Caos en la Casa Blanca: ¿Quién manda realmente en la regulación de la IA?

El dilema detrás de los algoritmos: ¿Innovación o control?

En Tantita Tinta siempre estamos atentos a lo que pasa en los pasillos del poder, especialmente cuando se trata de tecnología que está transformando nuestro día a día. Recientemente, un movimiento inesperado en Washington dejó a medio Silicon Valley con la boca abierta: el presidente Donald Trump canceló de último minuto una orden ejecutiva que buscaba ponerle reglas claras a la Inteligencia Artificial.

¿El resultado? Un caos interno en el gobierno estadounidense y un montón de dudas sobre qué pasará con los gigantes tecnológicos. Lo que prometía ser una firma histórica el pasado 21 de mayo, se convirtió en un borrón y cuenta nueva que ha puesto a todos a preguntarse si es posible rescatar algo de ese proyecto.

El meollo del asunto: ¿Por qué la cancelación?

La orden ejecutiva que quedó en el aire no era cualquier papelito. Su punto más polémico (y el que quitaba el sueño a más de uno) era la creación de un marco donde empresas como OpenAI, Anthropic y Google debían abrir sus puertas a la Casa Blanca para revisar sus modelos de IA antes de lanzarlos al público. La idea era prevenir problemas de ciberseguridad, especialmente ahora que modelos como el GPT-5.5 son capaces de encontrar fallas en sistemas de software antiguos con una facilidad que da miedo.
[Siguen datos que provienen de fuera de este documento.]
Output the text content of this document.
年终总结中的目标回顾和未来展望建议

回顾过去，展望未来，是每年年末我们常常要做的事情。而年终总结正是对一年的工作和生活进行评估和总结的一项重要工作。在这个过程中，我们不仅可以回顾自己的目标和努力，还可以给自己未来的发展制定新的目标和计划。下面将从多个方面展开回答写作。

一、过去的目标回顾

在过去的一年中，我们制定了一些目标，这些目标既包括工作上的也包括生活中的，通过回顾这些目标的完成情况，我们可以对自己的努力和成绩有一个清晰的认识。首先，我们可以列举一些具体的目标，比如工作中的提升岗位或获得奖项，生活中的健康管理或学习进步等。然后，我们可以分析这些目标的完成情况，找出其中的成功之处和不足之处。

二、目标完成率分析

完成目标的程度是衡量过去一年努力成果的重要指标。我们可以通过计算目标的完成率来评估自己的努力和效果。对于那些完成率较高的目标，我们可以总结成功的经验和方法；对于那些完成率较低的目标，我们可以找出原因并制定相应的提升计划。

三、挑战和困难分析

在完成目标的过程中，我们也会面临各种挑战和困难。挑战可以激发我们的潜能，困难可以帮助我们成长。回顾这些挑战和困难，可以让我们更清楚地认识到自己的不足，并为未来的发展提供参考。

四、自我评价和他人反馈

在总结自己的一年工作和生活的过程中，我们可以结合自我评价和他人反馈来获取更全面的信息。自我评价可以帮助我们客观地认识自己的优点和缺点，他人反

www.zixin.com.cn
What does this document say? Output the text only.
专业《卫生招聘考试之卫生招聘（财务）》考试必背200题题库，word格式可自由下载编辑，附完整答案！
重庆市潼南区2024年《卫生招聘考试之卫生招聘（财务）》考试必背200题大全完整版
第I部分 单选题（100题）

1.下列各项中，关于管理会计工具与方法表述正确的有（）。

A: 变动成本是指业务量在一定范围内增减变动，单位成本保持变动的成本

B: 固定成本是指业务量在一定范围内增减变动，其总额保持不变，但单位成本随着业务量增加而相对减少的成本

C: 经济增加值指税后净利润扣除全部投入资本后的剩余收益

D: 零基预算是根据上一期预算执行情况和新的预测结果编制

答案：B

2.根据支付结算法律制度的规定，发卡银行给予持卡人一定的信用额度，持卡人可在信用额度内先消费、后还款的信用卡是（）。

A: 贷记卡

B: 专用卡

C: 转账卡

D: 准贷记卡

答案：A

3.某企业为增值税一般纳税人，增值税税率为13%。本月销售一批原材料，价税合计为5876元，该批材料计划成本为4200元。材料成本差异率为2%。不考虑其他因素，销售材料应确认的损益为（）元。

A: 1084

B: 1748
El borrador sugería que estos laboratorios entregaran sus modelos hasta 90 días antes de su estreno. Para las empresas, esto suena a una eternidad en un sector donde la competencia se mide en segundos. Algunos ejecutivos han confesado en privado que, francamente, no están listos para compartir sus juguetes con tanta anticipación.

Los bandos en juego

Dentro del gobierno, la situación está que arde. Por un lado, tenemos a la jefa de gabinete, Susie Wiles, y figuras como el secretario del Tesoro, Scott Bessent, quienes buscan revivir el orden regulatorio para no perder el control de la seguridad nacional. Por el otro, el influyente David Sacks le vendió a Trump la idea de que estas reglas solo frenarían la innovación estadounidense frente a China, tratándolas de “obstáculos burocráticos” innecesarios.

Para nosotros en Tantita Tinta, resulta fascinante ver cómo se disputa el futuro digital. Mientras la administración decide si se sienta a negociar o si deja que el mercado corra solo, el Pentágono y otros organismos parecen estar más interesados en tener acceso prioritario a la tecnología que en imponer restricciones.

¿Qué sigue ahora?

Por ahora, todo es incertidumbre. Funcionarios cercanos a la administración admiten que, sin el visto bueno directo de Trump, cualquier esfuerzo de los asesores es como hablarle a la pared. Mientras tanto, programas como el Center for AI Standards and Innovation siguen trabajando bajo un esquema de pruebas voluntarias, dejando en el aire la gran pregunta: ¿necesitamos leyes estrictas o la autorregulación de las empresas es suficiente?

Lo único claro es que la carrera por la IA apenas está calentando motores y, gane quien gane esta pelea política, las decisiones que se tomen hoy afectarán el futuro de cómo usamos nuestros celulares y herramientas de trabajo en los próximos años. En Tantita Tinta seguiremos dándole seguimiento a este drama de pasillo.